There was a wonderful story in this Sunday's New York Times written by Sally G. Hoskins, a woman who is fighting breast cancer for the second time. But the story was only peripherally about her cancer. It was more about the camaraderie of women, even a few
women thrown together for a short time in a waiting room.
Hoskins tells of a day in a hospital when she, and several other women, found themselves in a surgical waiting room together with overlapping appointments. The hours spent together as they came and went for their procedures were not special, which in fact is what made them special. The time together was merely happenstance, a byproduct of overzealous scheduling.
Yet on this day, in those few hours, the women became a group. They compared tests. They held their gowns closed and coped with their hospital-issue disposable underwear. They shared worry, laughter, biopsy stories, and, in the author's case, a dose of Xanax. They participated in the long-held, yet unspoken tradition that says "If you need it and I have it in my purse, it's yours." And then they all went their separate ways, back to their separate lives on an ordinary day.
The author writes:
"...I went confidently to Step 5, the wire insertion, knowing I would bob along the surface of my fear for the rest of the day. Yes, I was buoyed in part by my Xanax-filled water wings. But what really kept me afloat was the one thing I had mistakenly believed I could do without: the loving care that flows freely among female strangers even in short-term groups like this one, established within minutes and disbanded just as quickly, only to re-form with a whole new cast in the next waiting room, and the next."
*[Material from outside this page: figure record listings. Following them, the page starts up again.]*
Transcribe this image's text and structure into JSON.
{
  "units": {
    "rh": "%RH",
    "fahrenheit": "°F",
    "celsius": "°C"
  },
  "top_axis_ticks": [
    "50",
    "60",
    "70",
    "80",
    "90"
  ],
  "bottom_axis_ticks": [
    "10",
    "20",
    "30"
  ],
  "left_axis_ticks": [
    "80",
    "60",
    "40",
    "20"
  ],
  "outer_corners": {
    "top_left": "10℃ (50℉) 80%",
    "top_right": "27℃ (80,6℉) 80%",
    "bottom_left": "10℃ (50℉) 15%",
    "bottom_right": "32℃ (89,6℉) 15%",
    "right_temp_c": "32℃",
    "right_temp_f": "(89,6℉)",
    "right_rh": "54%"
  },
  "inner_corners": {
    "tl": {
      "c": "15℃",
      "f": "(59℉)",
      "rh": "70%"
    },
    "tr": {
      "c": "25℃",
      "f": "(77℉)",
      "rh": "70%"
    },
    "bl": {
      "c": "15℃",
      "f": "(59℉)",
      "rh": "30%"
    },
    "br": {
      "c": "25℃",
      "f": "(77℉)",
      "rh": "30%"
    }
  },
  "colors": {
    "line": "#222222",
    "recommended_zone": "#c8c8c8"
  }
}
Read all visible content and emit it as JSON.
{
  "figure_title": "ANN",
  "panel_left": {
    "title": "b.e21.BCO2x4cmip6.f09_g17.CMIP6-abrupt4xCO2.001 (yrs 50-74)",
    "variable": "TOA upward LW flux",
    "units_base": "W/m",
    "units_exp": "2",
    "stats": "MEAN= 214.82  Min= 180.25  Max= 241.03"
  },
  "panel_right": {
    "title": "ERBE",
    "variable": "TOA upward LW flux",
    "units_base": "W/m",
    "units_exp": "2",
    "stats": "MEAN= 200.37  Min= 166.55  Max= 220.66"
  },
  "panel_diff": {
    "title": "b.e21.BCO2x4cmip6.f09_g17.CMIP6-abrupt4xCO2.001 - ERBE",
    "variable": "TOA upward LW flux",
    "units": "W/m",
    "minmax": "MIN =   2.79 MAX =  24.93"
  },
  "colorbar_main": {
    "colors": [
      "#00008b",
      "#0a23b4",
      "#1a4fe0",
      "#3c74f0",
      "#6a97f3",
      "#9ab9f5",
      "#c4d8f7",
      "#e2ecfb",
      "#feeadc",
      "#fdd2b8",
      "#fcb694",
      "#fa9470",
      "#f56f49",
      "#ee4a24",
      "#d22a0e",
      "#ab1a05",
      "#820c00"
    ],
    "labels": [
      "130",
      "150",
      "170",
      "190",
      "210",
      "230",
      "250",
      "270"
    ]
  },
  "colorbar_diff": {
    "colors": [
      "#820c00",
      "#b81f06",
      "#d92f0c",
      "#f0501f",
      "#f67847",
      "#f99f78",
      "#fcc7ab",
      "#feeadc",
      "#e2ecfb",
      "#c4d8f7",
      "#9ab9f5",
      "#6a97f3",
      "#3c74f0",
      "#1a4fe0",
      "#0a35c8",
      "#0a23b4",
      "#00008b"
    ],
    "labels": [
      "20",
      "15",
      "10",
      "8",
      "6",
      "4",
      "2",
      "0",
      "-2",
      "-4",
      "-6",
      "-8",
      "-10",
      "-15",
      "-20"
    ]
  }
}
Here's a link to the whole article:
One day a lot of years ago, I'd found out that my father just had a few weeks to live. I was on the way home, stuck in an airport between flights. I was bereft, and I sought out a corner chair to sit in, enduring the wait. At some point a man came up to me and asked if I was all right. Uncharacteristically, I told him no, I wasn't, I'd just found out my father had cancer and was trying to get home. He sat with me for several minutes, talked to me quietly and with encouragement, wished me the best, and then walked away. I never knew who he was, but he made a huge difference to me that day. It's stuck with me for more than two decades.
Was there a time when you felt the camaraderie of strangers?